Some places are dead. I don’t mean like a cemetery. There’s a difference between being dead and containing death. Anyone who’s been in a graveyard knows how much vitality there is in deer and trees and bodies returning to the earth. There’s more of life in those borderlands than in the leaden monstrosities I’m talking about.
In these machines, everything is glass and metal and epoxy. Wood forgets it was a tree. Plastic pretends to be wood. Flat, black stones that have never touched a river or heard the sound of water fill decorative bowls and boxes, caskets that were designed to suggest the idea of a garden but have never held a root or an inch of dirt. Angles, bars, and rods are the joints and ribs in these corpses that imitate without understanding. The sunlight is diffused. The only connection runs between you and a million mobile obligations.
Stopping in a metropolis
Recently, on a business trip, my husband and I stayed in a hotel like that. The city we visited was huge and congested, though not without beauty—food, old buildings, gardens, museums. And surrounding it, water and the mountains.
Our accommodation, however, was right in the thick of the city—a domineering, geometric building of seventeen or eighteen floors. I got to see quite a lot of it while I was there. During the days while my husband was at work, I would leave our room for the benefit of the cleaning staff and work on my writing in the lobby.

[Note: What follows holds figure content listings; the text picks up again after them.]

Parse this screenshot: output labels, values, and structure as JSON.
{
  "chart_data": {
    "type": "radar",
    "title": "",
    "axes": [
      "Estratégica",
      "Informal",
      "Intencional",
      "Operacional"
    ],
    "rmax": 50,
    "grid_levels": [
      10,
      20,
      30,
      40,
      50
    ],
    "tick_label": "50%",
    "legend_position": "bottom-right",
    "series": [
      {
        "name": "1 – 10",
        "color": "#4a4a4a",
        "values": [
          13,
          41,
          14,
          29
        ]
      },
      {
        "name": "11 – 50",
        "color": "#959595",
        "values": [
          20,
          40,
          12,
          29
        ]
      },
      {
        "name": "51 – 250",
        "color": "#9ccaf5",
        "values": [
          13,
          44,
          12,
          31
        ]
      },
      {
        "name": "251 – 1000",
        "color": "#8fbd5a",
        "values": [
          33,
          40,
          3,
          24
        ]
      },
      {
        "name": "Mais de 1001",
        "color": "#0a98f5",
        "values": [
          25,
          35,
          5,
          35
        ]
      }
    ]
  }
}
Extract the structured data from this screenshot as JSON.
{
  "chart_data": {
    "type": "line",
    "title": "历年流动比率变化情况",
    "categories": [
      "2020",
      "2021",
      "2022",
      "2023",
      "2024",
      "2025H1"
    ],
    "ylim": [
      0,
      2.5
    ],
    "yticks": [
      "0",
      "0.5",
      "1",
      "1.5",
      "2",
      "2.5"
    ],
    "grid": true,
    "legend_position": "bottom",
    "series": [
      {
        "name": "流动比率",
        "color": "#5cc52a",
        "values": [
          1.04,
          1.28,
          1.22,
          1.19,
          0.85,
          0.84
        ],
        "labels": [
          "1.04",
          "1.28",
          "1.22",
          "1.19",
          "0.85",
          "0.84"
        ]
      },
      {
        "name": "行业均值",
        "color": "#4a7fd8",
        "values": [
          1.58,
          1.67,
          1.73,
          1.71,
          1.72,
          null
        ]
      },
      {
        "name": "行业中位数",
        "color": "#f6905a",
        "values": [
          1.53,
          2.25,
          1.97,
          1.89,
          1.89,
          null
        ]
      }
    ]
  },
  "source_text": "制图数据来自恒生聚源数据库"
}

The other guests were not the sort of people I encounter in my everyday life, and I took an interest in watching them. They were wealthy business people and professionals, almost stereotypes. No one stepped out of their room without looking completely put together. Expensive suits, tailored coats, beautiful shoes. Even when they exercised, hair was done and joggers were name brand. They all had a haggard, focused, switched-off look that made me feel, even when we were inhabiting the same elevator, that we were existing on different planets.
Everywhere around me there were Zoom meetings. Talk of growth, investment, and organization. Nothing personal. No family. No recreation. This wasn’t the sort of locale. The hotel, for all its iron pomp, didn’t even have a pool, and in the many hours I spent sitting there I only ever saw two children and one small, spiritless dog.
All that to say, I got the impression that my fellow guests were, at least in that setting, uncomfortable being human.
I don’t mean that as a judgement. By the end of the first day, resentment of the high school sort for my hair, my body, my clothes, and my lack of a PhD was needling me. I was beginning to feel my life in consumerist material terms, as a machine might figure values.
I’m far too impressionable. But I believe if you can become conscious of a thing, you can manage it. Just as when I realized my YouTube use was unhealthy, it was my inability to create that woke me from my hypnosis.
I couldn’t write in that lobby. I couldn’t read. And I wanted to.
Seeking respite
A change of scenery, however slight, was needed. I was recovering from a cold, so I decided, on our second-to-last day in town, to wake up early enough to do my work in our hotel room. The first thing I did was open the curtains as wide as they would go and let the sunlight in. There was a beautiful view of the shoreline, and even without opening the window, I could hear the waves rushing and churning. Without intending to, we’d made our lodging homey by mildly over packing and keeping it only half-neat. Our clothes filled the closet and the drawers. Toothbrushes were just where we kept them at home. My two journals and my copy of The Silmarillion were tucked into the shelf on my bedside table under a bottle of holy water and a bracelet of prayer beads. Tea and coffee cups sat on surfaces, half drunk. The bed was plush and unmade.
I did some hours of quality work in that room.
Wondering and wandering
I’ve had time to reflect on this experience, and I’ve come to a few conclusions.
I was under the impression, before visiting this hotel, that I could write anywhere, not because experience had proven it, but because I’d never known otherwise. Schedule, sickness, grief, depression had stopped me, but never location.
Old-houses-turned-coffee-shops, libraries, back porches, forest trails, cozy hollows holding flowers, books, fireplaces, soft chairs, wood plank floors, and punched tin ceilings—these are where I’m drawn to create. In such a natural way that I never questioned it.
I was fortunate when we moved into our current home to have room for a study. Through my window, I can see sky and forest, and the tree just outside blooms white-pink every spring. Visiting birds and their songs, sung on those branches, are a blessed distraction.
In creation, and in the true memory of creation, I can be human. In a machine, I can only be a machine.
That’s what I meant when I said some places are dead. Nothing is dead like a machine, and they have a tendency to make any living thing they touch more like themselves.
Avoid these machine structures, if you can. It’s harder than it used to be. And if you’re unsure as to whether or not you’re in one, ask yourself if the world has gotten larger or smaller since you arrived.
This resonated so much with me. I've long felt greatly impacted, creatively and emotionally, by my surroundings and you put it into perfect terms by describing these places as "dead." This is the main reason my husband and I hope to move out to the country one day and get out of a sad-looking ugly city area.